Suatu hari, seorang seorang hamba Tuhan dimintai bantuan oleh seorang wanita malang yang tidak mempunyai tempat berteduh. Karena sangat sibuk dan tidak berdaya untuk membantu, hamba Tuhan itu berjanji akan mendoakan wanita tersebut. Beberapa saat kemudian wanita itu menulis puisi seperti ini ;
Saya kelaparan …
dan Anda membentuk kelompok diskusi
untuk membicarakan kelaparan saya
Saya terpenjara …
dan Anda menyelinap ketempat sunyi untuk berdoa
bagi kebebasan saya
Saya telanjang …
dan Anda mempertanyakan dalam hati
kelayakan penampilan saya
Saya sakit …
dan Anda berlutut menaikkan syukur kepada Tuhan
atas kesehatan Anda
Saya tidak punya tempat berteduh …
dan Anda berkhotbah tentang Tuhan
sebagai tempat perteduhan abadi
Saya kesepian …
dan Anda meninggalkan saya sendirian untuk berdoa
Anda kelihatan begitu suci, begitu dekat kepada Tuhan
Tetapi saya tetap amat lapar, kesepian, dan kedinginan …
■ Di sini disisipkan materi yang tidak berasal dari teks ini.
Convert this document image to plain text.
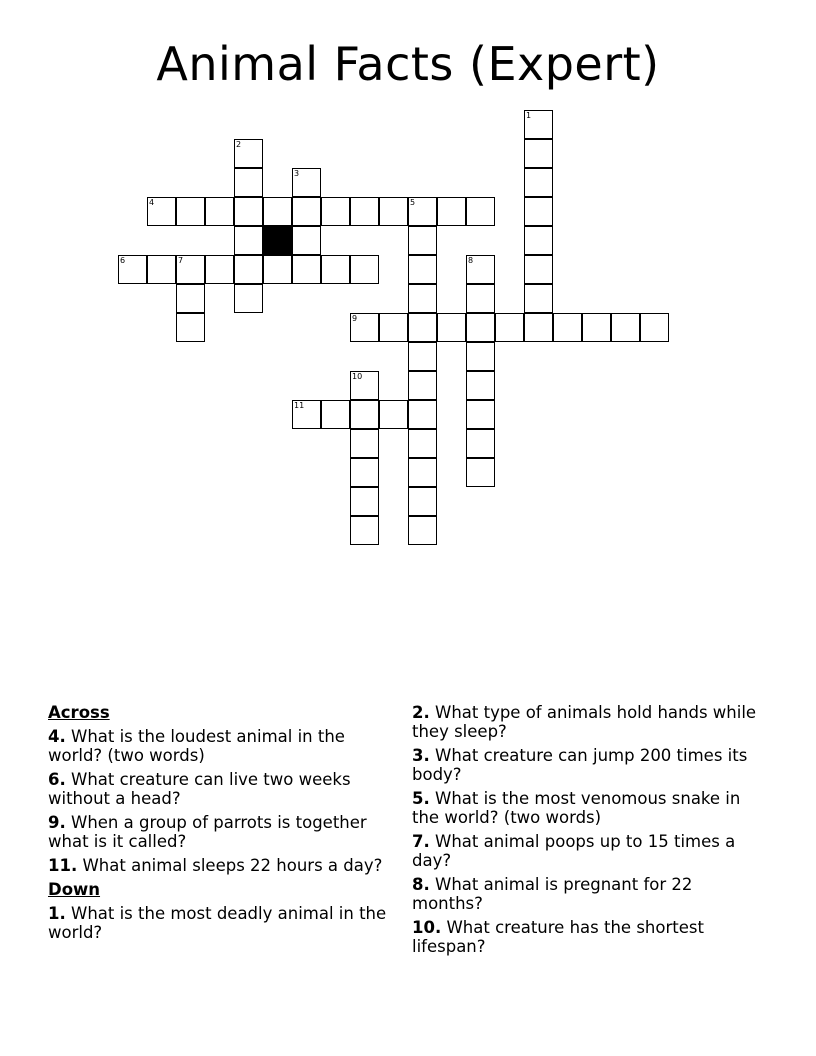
Animal Facts (Expert)
4	5
6	7
9
11
1
2
3
8
10
Across
4. What is the loudest animal in the world? (two words)
6. What creature can live two weeks without a head?
9. When a group of parrots is together what is it called?
11. What animal sleeps 22 hours a day?
Down
1. What is the most deadly animal in the world?
2. What type of animals hold hands while they sleep?
3. What creature can jump 200 times its body?
5. What is the most venomous snake in the world? (two words)
7. What animal poops up to 15 times a day?
8. What animal is pregnant for 22 months?
10. What creature has the shortest lifespan?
Puisi ini barangkali membuat wajah kita merah. Bukan karena marah kepada sang hamba Tuhan itu, melainkan karena kita sendiri mungkin tak jauh beda dengan hamba Tuhan tersebut. Ya, dalam memberi bantuan, kita kerap lebih banyak menyampaikan teori, nasihat, atau perkataan-perkataan manis. Namun, tak ada satupun tindakan nyata yang kita lakukan. Jika demikian, ingatlah bahwa kita meski mengasihi bukan hanya dengan perkataan atau dengan lidah, tetapi dengan perbuatan. Karena, “Seribu kata mutiara tidak akan pernah ada artinya, jika tidak ada satu saja perbuatan nyata.”